When you initialize a database device, the disk init command divides the new space into allocation units. The size of the allocation unit depends on the size of the logical pages your server uses (2, 4, 8, or 16K). The first page of each allocation unit is an allocation page, which tracks the use of all pages in the allocation unit. Allocation pages have an object ID of 99; they are not real database objects and do not appear in system tables, but dbcc errors on allocation pages report this value.
When a table or an index requires space, Adaptive Server allocates a block of 8 pages to the object. This 8-page block is called an extent. Each allocation unit contains 32 extents. The size of the extent also depends on the size of the server logical pages. Adaptive Server uses extents as a unit of space management to allocate and deallocate space as follows:
When you create a table or an index, Adaptive Server allocates an extent for the object.
When you add rows to an existing table, and the existing pages are full, Adaptive Server allocates another page. If all pages in an extent are full, Adaptive Server allocates an additional extent.
When you drop a table or an index, Adaptive Server deallocates the extents it occupied.
When you delete rows from a table so that it shrinks by a page, Adaptive Server deallocates the page. If the table shrinks off the extent, Adaptive Server deallocates the extent.
Every time space is allocated or deallocated on an extent, Adaptive Server records the event on the allocation page that tracks the extents for that object.

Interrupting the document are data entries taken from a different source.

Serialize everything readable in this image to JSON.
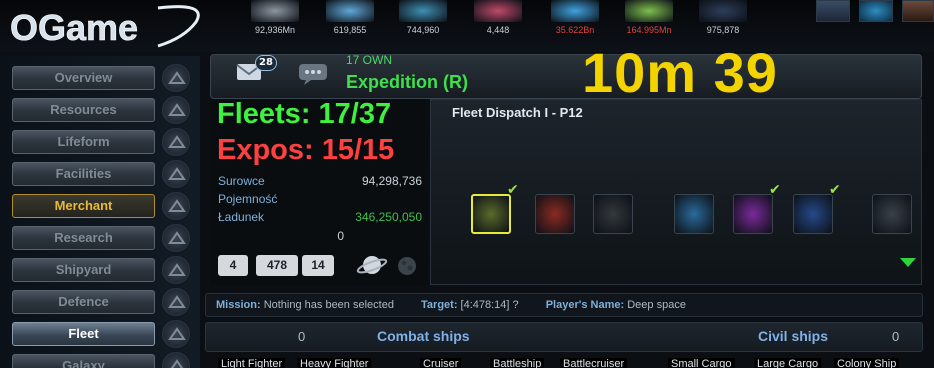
{
  "app": {
    "logo_text": "OGame"
  },
  "resources": [
    {
      "name": "metal",
      "value": "92,936Mn",
      "red": false,
      "color": "#8d96a0"
    },
    {
      "name": "crystal",
      "value": "619,855",
      "red": false,
      "color": "#5fa8d8"
    },
    {
      "name": "deuterium",
      "value": "744,960",
      "red": false,
      "color": "#3f8fb3"
    },
    {
      "name": "energy",
      "value": "4,448",
      "red": false,
      "color": "#c04a6a"
    },
    {
      "name": "population",
      "value": "35.622Bn",
      "red": true,
      "color": "#3fa3e0"
    },
    {
      "name": "food",
      "value": "164.995Mn",
      "red": true,
      "color": "#7fbf4f"
    },
    {
      "name": "dark-matter",
      "value": "975,878",
      "red": false,
      "color": "#2d3d5a"
    }
  ],
  "menu": [
    {
      "id": "overview",
      "label": "Overview",
      "state": "normal"
    },
    {
      "id": "resources",
      "label": "Resources",
      "state": "normal"
    },
    {
      "id": "lifeform",
      "label": "Lifeform",
      "state": "normal"
    },
    {
      "id": "facilities",
      "label": "Facilities",
      "state": "normal"
    },
    {
      "id": "merchant",
      "label": "Merchant",
      "state": "merchant"
    },
    {
      "id": "research",
      "label": "Research",
      "state": "normal"
    },
    {
      "id": "shipyard",
      "label": "Shipyard",
      "state": "normal"
    },
    {
      "id": "defence",
      "label": "Defence",
      "state": "normal"
    },
    {
      "id": "fleet",
      "label": "Fleet",
      "state": "active"
    },
    {
      "id": "galaxy",
      "label": "Galaxy",
      "state": "normal"
    }
  ],
  "header": {
    "messages_count": "28",
    "own_label": "17 OWN",
    "expedition_label": "Expedition (R)",
    "timer": "10m 39"
  },
  "fleetinfo": {
    "fleets": "Fleets: 17/37",
    "expos": "Expos: 15/15",
    "rows": [
      {
        "label": "Surowce",
        "value": "94,298,736"
      },
      {
        "label": "Pojemność",
        "value": ""
      },
      {
        "label": "Ładunek",
        "value": "346,250,050"
      },
      {
        "label": "",
        "value": "0"
      }
    ],
    "coords": [
      "4",
      "478",
      "14"
    ]
  },
  "dispatch": {
    "title": "Fleet Dispatch I - P12",
    "missions": [
      {
        "name": "expedition",
        "selected": true,
        "checked": true
      },
      {
        "name": "attack",
        "selected": false,
        "checked": false
      },
      {
        "name": "colonize",
        "selected": false,
        "checked": false
      },
      {
        "name": "harvest",
        "selected": false,
        "checked": false
      },
      {
        "name": "transport",
        "selected": false,
        "checked": true
      },
      {
        "name": "espionage",
        "selected": false,
        "checked": true
      },
      {
        "name": "recycle",
        "selected": false,
        "checked": false
      }
    ]
  },
  "status": {
    "mission_label": "Mission:",
    "mission_value": "Nothing has been selected",
    "target_label": "Target:",
    "target_value": "[4:478:14] ?",
    "player_label": "Player's Name:",
    "player_value": "Deep space"
  },
  "ships": {
    "combat_count": "0",
    "combat_title": "Combat ships",
    "civil_title": "Civil ships",
    "civil_count": "0",
    "names": [
      "Light Fighter",
      "Heavy Fighter",
      "Cruiser",
      "Battleship",
      "Battlecruiser",
      "Small Cargo",
      "Large Cargo",
      "Colony Ship"
    ]
  }
}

This provides a fast method for tracking space allocations in the database, since objects can shrink or grow without excess overhead.
Figure 26-1 shows how data pages are set up within extents and allocation units in Adaptive Server databases.
Figure 26-1: Page management with extents
dbcc checkalloc checks all allocation pages (page 0 and all pages divisible by 256) in a database and reports on the information it finds. dbcc indexalloc and dbcc tablealloc check allocation for specific database objects.